To illustrate the consequences of a system that doesn't tax unrealized capital gains, ProPublica cites the example of Bezos' $127 billion explosion in wealth between 2006 and 2018. The Amazon CEO "reported a total of $6.5 billion in income" during that period and paid just $1.4 billion in personal federal taxes despite the $127 billion wealth jump--a 1.1% true tax rate.
"America's billionaires avail themselves of tax-avoidance strategies beyond the reach of ordinary people," ProPublica notes. "Their wealth derives from the skyrocketing value of their assets, like stock and property.
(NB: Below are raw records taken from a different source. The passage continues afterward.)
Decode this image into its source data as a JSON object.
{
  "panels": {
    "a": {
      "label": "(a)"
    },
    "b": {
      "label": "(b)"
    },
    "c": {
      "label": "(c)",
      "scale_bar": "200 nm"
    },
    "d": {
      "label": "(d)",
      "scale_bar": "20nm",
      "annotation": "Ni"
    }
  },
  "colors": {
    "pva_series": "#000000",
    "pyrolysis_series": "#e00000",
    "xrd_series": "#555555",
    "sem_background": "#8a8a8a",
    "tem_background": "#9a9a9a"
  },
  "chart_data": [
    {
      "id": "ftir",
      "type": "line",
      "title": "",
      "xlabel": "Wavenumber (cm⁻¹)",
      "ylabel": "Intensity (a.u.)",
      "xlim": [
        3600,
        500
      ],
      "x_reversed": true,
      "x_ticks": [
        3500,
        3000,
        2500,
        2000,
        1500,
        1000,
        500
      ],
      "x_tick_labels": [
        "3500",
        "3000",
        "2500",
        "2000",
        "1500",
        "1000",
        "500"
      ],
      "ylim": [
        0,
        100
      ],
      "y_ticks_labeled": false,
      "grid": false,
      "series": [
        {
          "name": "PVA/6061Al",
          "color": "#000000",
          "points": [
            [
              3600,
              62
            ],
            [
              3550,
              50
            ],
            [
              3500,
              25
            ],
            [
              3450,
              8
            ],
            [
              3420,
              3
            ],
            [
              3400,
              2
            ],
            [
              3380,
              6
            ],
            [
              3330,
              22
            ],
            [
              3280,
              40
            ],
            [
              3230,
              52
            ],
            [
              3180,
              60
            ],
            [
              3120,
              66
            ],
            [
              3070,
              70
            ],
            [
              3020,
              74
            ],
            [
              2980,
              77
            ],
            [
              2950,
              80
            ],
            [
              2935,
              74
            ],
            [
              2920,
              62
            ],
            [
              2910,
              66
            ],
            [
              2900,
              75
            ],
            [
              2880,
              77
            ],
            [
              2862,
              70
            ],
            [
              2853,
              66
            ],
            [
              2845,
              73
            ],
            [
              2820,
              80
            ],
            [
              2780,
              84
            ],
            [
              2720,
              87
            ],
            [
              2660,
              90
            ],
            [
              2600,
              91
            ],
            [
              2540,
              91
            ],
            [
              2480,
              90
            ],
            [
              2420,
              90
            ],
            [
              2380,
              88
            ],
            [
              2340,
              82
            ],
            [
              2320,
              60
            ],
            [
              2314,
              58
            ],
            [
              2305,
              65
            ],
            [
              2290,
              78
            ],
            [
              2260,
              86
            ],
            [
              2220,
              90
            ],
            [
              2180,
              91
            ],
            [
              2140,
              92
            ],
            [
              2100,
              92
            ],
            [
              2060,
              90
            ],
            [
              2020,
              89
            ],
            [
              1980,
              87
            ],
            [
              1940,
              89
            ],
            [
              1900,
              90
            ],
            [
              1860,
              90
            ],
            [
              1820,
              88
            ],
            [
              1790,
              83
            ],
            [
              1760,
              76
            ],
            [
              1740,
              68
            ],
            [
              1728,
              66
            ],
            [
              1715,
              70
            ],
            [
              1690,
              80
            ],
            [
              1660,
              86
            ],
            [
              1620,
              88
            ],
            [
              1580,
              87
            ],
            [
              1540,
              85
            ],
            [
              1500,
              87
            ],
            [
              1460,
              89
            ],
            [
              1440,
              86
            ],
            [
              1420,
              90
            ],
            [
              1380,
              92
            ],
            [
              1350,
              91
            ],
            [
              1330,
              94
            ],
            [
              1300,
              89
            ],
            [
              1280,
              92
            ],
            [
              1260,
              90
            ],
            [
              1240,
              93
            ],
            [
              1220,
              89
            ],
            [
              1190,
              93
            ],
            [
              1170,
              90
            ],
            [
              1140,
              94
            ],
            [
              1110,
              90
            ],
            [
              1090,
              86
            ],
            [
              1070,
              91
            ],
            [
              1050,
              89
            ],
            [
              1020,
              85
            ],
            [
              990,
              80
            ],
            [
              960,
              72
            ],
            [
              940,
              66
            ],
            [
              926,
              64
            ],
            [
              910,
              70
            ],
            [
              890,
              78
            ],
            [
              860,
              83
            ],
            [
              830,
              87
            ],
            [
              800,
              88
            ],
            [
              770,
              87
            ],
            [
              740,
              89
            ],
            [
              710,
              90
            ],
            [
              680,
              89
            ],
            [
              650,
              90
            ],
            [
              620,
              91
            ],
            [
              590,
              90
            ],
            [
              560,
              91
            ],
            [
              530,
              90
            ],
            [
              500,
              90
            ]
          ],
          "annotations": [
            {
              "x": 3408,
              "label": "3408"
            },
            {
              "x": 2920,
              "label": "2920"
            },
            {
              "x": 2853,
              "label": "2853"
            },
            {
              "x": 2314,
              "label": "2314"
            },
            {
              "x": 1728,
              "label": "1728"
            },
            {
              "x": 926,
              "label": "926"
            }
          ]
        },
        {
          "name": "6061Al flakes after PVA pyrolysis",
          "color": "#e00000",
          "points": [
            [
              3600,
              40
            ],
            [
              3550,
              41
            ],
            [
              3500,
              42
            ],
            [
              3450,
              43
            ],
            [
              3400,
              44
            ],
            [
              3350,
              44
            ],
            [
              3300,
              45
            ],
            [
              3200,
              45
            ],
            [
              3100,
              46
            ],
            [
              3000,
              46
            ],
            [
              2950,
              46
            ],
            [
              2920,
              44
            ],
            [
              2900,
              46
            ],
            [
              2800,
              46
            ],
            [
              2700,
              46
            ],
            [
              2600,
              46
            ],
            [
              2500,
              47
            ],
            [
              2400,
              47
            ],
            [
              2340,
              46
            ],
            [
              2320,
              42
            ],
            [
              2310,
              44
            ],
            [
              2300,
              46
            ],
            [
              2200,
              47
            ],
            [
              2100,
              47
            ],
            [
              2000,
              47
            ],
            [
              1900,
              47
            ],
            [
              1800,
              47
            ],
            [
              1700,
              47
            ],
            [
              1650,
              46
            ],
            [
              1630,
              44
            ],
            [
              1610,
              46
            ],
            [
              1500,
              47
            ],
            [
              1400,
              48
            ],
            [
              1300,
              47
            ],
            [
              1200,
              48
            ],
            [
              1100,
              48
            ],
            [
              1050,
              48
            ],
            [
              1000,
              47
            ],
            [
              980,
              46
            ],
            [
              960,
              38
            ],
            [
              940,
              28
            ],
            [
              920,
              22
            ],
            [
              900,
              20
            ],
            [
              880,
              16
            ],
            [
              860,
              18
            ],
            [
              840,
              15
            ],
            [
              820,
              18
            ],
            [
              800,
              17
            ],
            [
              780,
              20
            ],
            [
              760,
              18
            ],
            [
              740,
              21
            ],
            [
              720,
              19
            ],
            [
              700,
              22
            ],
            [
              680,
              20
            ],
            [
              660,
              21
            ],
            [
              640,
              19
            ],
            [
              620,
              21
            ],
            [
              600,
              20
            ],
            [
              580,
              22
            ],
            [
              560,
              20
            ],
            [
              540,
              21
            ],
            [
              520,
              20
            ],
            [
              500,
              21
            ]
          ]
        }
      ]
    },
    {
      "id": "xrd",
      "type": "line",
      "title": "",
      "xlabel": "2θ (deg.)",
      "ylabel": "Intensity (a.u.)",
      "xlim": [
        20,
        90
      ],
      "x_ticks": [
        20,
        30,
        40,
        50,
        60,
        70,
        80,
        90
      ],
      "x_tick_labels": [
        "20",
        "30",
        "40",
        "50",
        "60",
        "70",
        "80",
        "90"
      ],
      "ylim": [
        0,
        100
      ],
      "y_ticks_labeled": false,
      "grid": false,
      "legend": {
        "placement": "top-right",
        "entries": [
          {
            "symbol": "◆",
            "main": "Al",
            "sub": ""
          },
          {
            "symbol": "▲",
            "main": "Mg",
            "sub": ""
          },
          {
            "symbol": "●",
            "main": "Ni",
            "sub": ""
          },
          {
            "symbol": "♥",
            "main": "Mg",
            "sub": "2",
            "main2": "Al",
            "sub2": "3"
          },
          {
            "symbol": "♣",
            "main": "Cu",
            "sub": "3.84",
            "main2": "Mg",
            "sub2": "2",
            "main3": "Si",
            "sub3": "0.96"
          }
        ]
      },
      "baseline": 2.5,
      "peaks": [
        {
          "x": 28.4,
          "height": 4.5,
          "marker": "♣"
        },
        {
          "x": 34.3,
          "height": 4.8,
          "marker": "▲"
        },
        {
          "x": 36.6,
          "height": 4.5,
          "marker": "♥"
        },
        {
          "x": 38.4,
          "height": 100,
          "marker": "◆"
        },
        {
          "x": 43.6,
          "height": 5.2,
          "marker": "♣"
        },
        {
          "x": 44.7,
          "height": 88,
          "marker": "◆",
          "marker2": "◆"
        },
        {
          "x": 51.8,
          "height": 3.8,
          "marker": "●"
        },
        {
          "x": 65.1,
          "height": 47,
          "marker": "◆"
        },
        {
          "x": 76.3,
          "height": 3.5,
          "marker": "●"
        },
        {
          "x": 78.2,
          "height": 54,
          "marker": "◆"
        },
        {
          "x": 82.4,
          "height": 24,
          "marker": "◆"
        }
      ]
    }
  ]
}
Those gains are not defined by U.S. laws as taxable income unless and until the billionaires sell."
Richard Tofel, ProPublica's founding general manager and outgoing president, said Tuesday that he considers the tax analysis "the most important story we have ever published."
"In the coming months, we plan to use this material to explore how the nation's wealthiest people--roughly the .001%--exploit the structure of our tax code to avoid the tax burdens borne by ordinary citizens," Tofel and ProPublica editor-in-chief Stephen Engelberg wrote in a separate article Tuesday. "Many will ask about the ethics of publishing such private data. We are doing so--quite selectively and carefully--because we believe it serves the public interest in fundamental ways, allowing readers to see patterns that were until now hidden."